We are now able to run our scripts in a nice and clean way:

package lock

// RedisLock implements the Locker interface using Redis
type RedisLock struct {
	client infrastructure.RedisRunner
}

func (r *RedisLock) Lock(key string, timeout time.Duration) (UnlockFunc, error) {
	val := uuid.NewV4().String()

	res, err := rc.client.Run(redisLockScript, []string{key}, val, int(timeout/time.Millisecond))
	if err != nil {
		return nil, err
	}

	if res != infrastructure.RedisResponseOk {
		return nil, ErrUnableToLock
	}

	return rc.unlock(key, val), nil
}

func (r *RedisLock) unlock(key, value string) UnlockFunc {
	return func() error {
		res, err := rc.client.Run(redisUnlockScript, []string{key}, value)
		if err != nil {
			return err
		}

		if i, ok := res.(int64); !ok || i != 1 {
			return ErrUnableToUnlock
		}

		return nil
	}
}

Using the lock ¶

Amazing! Finally, we can see the lock at work:

func initService() (Service, error) {
	cfg := configFromFile("./.env")

	redisLock := lock.NewRedisLock(cfg.RedisSettings)

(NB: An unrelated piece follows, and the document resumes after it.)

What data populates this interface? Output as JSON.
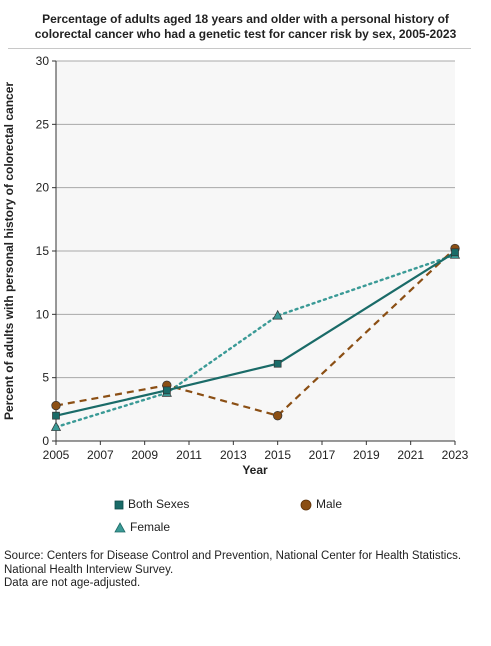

	unlock, err := redisLock.Lock(cfg.MigrationLockKey, time.Minute*5)
	if err != nil {
		return nil, err
	}

	defer unlock() // not checking the error for brevity's sake

	db := NewDbConnection(cfg.DbSettings)
	db.RunMigrations("./migrations/")

	//...
	return service, nil
}

That’s it: we now have a distributed lock, there’s nothing that can stop us! Unless…

Namespaces ¶

We might want to go the extra mile and use namespaces to further prevent collisions. This change is pretty straight forward, we just need to wrap our RedisLock and prefix each key with the namespace:

package lock

type NamespacedRedisLock struct {
	namespace string
	rl        RedisLock
}

func (n *NamespacedRedisLock) prefix(key string) string {
	return fmt.Sprintf("%s:%s", n.namespace, key)
}

func (n *NamespacedRedisLock) Lock(key string, timeout time.Duration) (UnlockFunc, error) {
	return n.rl.Lock(n.prefix(key), timeout)
}

Conclusion ¶

Today we learned about distributed locks, a very powerful and helpful tool for any developer. It might look like this is a bit of an overkill, but the distributed locks’ use-cases don’t just stop at synchronizing database’s accesses. Whether you’re working with an asynchronous architecture like an event-based system, or you need to coordinate a set of operations on the same resource, distributed locks offers lots of possibilities and are extremely relevant in the current world of micro-services.